Monday, September 1, 2008

Review - Seeker

Seeker
by Jack McDevitt
2006 Nebula Winner for Best Novel

I don't give space opera a lot of credit. I know its one of the foundations of science fiction and it remains the most popular subgenre to this day but it also manages to beat out Sturgeon's Law by a considerable margin when it comes to crap. Even when it's done well very few authors of space opera do much more than just spin a decent adventure story. Bujold as a good example of this; she tells an interesting tale but few of the Vorkosigan books have significant depth. There's nothing wrong with that approach and honestly I'd rather read a good but simple adventure than a poorly written pretentious bit of "literature", but I often walk away feeling like it was missing something. McDevitt's Seeker comes very close to that mark for me: in the end I think that the exploration of his themes was flawed and yet it is a very entertaining book.

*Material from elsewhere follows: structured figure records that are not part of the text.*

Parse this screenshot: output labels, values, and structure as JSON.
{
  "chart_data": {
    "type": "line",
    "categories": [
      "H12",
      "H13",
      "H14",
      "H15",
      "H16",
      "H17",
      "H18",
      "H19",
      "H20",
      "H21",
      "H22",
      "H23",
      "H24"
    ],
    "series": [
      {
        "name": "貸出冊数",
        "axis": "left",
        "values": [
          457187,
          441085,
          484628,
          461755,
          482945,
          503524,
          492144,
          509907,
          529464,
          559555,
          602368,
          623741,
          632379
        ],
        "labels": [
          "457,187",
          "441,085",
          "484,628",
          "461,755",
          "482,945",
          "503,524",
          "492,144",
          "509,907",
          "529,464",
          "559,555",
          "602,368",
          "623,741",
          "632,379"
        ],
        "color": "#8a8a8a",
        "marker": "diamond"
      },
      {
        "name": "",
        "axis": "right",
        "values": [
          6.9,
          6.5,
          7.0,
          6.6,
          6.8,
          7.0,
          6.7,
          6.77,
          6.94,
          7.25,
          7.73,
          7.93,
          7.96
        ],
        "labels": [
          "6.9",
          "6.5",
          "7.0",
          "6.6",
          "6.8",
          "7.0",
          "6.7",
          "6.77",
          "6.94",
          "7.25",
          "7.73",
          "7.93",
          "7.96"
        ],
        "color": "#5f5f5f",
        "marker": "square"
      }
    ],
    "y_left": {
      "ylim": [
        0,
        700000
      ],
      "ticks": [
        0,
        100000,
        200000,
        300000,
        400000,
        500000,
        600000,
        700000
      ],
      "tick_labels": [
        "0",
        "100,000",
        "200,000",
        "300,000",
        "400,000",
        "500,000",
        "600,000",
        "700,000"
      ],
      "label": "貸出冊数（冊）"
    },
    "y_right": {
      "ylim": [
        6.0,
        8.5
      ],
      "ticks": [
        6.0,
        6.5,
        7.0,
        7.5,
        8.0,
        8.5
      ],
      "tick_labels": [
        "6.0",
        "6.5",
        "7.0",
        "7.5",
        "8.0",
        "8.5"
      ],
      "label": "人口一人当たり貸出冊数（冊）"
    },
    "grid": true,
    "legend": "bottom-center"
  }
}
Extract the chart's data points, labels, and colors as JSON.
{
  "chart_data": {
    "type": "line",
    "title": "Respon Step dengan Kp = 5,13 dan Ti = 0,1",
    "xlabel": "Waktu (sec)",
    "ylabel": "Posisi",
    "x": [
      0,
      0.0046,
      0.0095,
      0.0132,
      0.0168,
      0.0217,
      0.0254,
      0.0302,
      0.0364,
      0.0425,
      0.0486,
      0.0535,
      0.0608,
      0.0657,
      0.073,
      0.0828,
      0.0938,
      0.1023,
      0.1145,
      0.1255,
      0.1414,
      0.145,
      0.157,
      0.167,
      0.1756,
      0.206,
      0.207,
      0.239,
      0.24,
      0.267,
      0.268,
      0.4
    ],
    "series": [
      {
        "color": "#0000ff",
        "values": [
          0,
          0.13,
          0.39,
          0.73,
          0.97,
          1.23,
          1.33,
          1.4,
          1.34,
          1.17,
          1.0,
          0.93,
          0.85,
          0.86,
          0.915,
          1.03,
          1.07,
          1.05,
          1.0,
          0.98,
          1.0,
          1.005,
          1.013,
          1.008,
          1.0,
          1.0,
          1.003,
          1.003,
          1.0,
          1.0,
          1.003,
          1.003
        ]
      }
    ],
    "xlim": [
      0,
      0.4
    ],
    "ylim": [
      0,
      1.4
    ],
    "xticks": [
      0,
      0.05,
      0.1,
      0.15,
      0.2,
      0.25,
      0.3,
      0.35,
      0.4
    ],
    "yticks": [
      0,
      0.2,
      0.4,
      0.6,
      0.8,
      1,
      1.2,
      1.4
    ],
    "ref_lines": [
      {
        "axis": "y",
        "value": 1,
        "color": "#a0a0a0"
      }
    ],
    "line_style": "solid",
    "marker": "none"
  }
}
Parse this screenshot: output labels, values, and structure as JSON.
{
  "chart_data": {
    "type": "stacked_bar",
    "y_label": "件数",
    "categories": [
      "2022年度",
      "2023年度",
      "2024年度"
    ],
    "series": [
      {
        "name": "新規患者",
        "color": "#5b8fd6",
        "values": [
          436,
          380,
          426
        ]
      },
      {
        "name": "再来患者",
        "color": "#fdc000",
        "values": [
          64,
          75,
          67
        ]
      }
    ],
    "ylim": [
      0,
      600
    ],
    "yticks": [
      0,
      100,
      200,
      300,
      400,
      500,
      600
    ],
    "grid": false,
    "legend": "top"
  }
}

Ten thousand years in the future humanity has spread throughout the galaxy and in that time civilization happened. There was as much history between now and that future as there is between us and farming villages in Mesopotamia. The protagonists are treasure hunters who seek out the lost artifacts of the interstellar human civilizations that rose and fell in that period and sell them to the highest bidder. One day they're asked to appraise a cup which appears to be from the first interstellar vessel to disappear. This puts them on the trail of that missing ship and a lost civilization along the lines of Atlantis. Meanwhile they have to deal with claimjumpers, protestors demanding they stop looting the past, telepathic aliens, and astronomical mysteries.

It's very rare to see history as a science addressed in science fiction. Authors will pile on back story and overlook the fact that things a few hundred years ago are distant and thousands of years ago are ruins. McDevitt clearly put a lot of thought into how vacuum archeology would work. Unfortunately this is also where the book hits the sour note for me. The main characters are treasure hunters and McDevitt establishes a treasure hunter versus archeology theme which he doesn't really expand upon. The book is told in the first person by one of the treasure hunters so I wouldn't expect an unbiased opinion from them but it's like he just drops the whole thing. It disappointed me to see this theme abandoned in the novel since I can't recall ever encountering it in science fiction.

Setting aside that thematic problem Seeker is a very interesting story. Mysteries are tough to work into science fiction and McDevitt handles it deftly by having the book be a procedural, a story about the process of solving the mystery rather than the resolution. The trail of breadcrumbs they follow is lengthy and winding; until the climax I was uncertain of where McDevitt would be going next with his story. These plot twists sometimes strain credibility to the breaking point but I didn't mind mainly due to the fact that the whole point of the book was following these strange turns of fate.

Adding to the pleasure of the book McDevitt populated it with some very interesting characters. The brilliant but aloof researcher abd his assistant who does the leg work might be the formula copied from Conan Doyle but you won't mistake these two for Sherlock Holmes and Dr. Watson. For one thing they both screw things up quite a bit when they try to be adventure heroes only to realize their mistakes after the fact. For another their adversaries for the most part are threats to their pocketbook rather than their lives (with the exception of someone who wants to kill them before they reach their goal).

So I might have been disappointed that Seeker wasn't as textured as I had hoped but I was still very entertained. I found it to be compelling reading and since it is part of a series I am going to seek out the rest of McDevitt's books.